Written by Craig Schreiner | Photos by Craig Schreiner
In WHY I TEACH, Tony Gulig, an associate professor of history at UW-Whitewater, says his students remind him of himself, 40 years ago. As an undergraduate student at UW-Eau Claire, Gulig met teachers who taught him how to walk the paths of history in someone else’s shoes. He began to see history as complex, divergent paths. As a classroom instructor at UW-Whitewater, Gulig teaches subjects ranging from American Indian studies, Indigenous law, history of film, environmental history, Wisconsin history, Great Lakes tribal history and historical perspectives.
“In all of the courses I teach, I hope to get students to understand the world from the perspectives of others. If they can see how others view the world, it’s my hope that they can grow in empathy and understanding for others. We learn the past not to predict the future, but to understand who we are by understanding from where we’ve come — individually, as a community and as a global people. That knowledge gives us a stronger sense of identity and, in that identity, we can lead lives of service and compassion.”
On a golden fall day on a hill overlooking campus, Gulig, left, teaches with assistant professor Josh Mabie, second-to-left, as students in Gulig’s environmental history course and Mabie’s environmental literature course listen. Gulig and Mabie connect history and literature by reading Aldo Leopold’s “Sand County Almanac” — with the occasional oak leaf floating down around them.
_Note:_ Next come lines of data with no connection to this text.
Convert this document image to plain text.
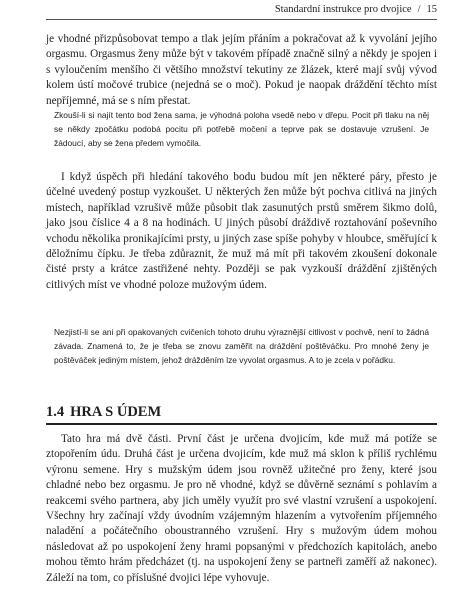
Standardní instrukce pro dvojice / 15

je vhodné přizpůsobovat tempo a tlak jejím přáním a pokračovat až k vyvolání jejího orgasmu. Orgasmus ženy může být v takovém případě značně silný a někdy je spojen i s vyloučením menšího či většího množství tekutiny ze žlázek, které mají svůj vývod kolem ústí močové trubice (nejedná se o moč). Pokud je naopak dráždění těchto míst nepříjemné, má se s ním přestat.

Zkouší-li si najít tento bod žena sama, je výhodná poloha vsedě nebo v dřepu. Pocit při tlaku na něj se někdy zpočátku podobá pocitu při potřebě močení a teprve pak se dostavuje vzrušení. Je žádoucí, aby se žena předem vymočila.

I když úspěch při hledání takového bodu budou mít jen některé páry, přesto je účelné uvedený postup vyzkoušet. U některých žen může být pochva citlivá na jiných místech, například vzrušivě může působit tlak zasunutých prstů směrem šikmo dolů, jako jsou číslice 4 a 8 na hodinách. U jiných působí dráždivě roztahování poševního vchodu několika pronikajícími prsty, u jiných zase spíše pohyby v hloubce, směřující k děložnímu čípku. Je třeba zdůraznit, že muž má mít při takovém zkoušení dokonale čisté prsty a krátce zastřižené nehty. Později se pak vyzkouší dráždění zjištěných citlivých míst ve vhodné poloze mužovým údem.

Nezjistí-li se ani při opakovaných cvičeních tohoto druhu výraznější citlivost v pochvě, není to žádná závada. Znamená to, že je třeba se znovu zaměřit na dráždění poštěváčku. Pro mnohé ženy je poštěváček jediným místem, jehož drážděním lze vyvolat orgasmus. A to je zcela v pořádku.

1.4 HRA S ÚDEM

Tato hra má dvě části. První část je určena dvojicím, kde muž má potíže se ztopořením údu. Druhá část je určena dvojicím, kde muž má sklon k příliš rychlému výronu semene. Hry s mužským údem jsou rovněž užitečné pro ženy, které jsou chladné nebo bez orgasmu. Je pro ně vhodné, když se důvěrně seznámí s pohlavím a reakcemi svého partnera, aby jich uměly využít pro své vlastní vzrušení a uspokojení. Všechny hry začínají vždy úvodním vzájemným hlazením a vytvořením příjemného naladění a počátečního oboustranného vzrušení. Hry s mužovým údem mohou následovat až po uspokojení ženy hrami popsanými v předchozích kapitolách, anebo mohou těmto hrám předcházet (tj. na uspokojení ženy se partneři zaměří až nakonec). Záleží na tom, co příslušné dvojici lépe vyhovuje.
Gulig was one of the architects of the UW-Whitewater Native Lands Acknowledgement Statement, now read at every official university function. The statement acknowledges that, for thousands of years, native peoples were stewards of the land on which the campus now resides. Gulig listens in the audience as the statement is read for the first time on Dec. 5, 2019, at a UW System Board of Regents meeting on the UW-Whitewater campus.
“The most rewarding experiences come from those instances when the students with the narrowest of views and perspectives coming into my classes begin to see that not everyone sees the world as they do. Once in a while I’ll get an email (or better yet an actual letter or card) from a student from some years ago telling me how a class they took changed their mind, opinion or view on some topic. It’s rewarding when students begin to see that there are many perspectives and options — if they can find value in and honor those differences, even if they can’t align themselves with those alternate views, we’ve made progress.”
WHY I TEACH is a series about the dedicated faculty at UW-Whitewater’s two campuses who make every day a teachable moment — and every place a learning place — by their expertise and example.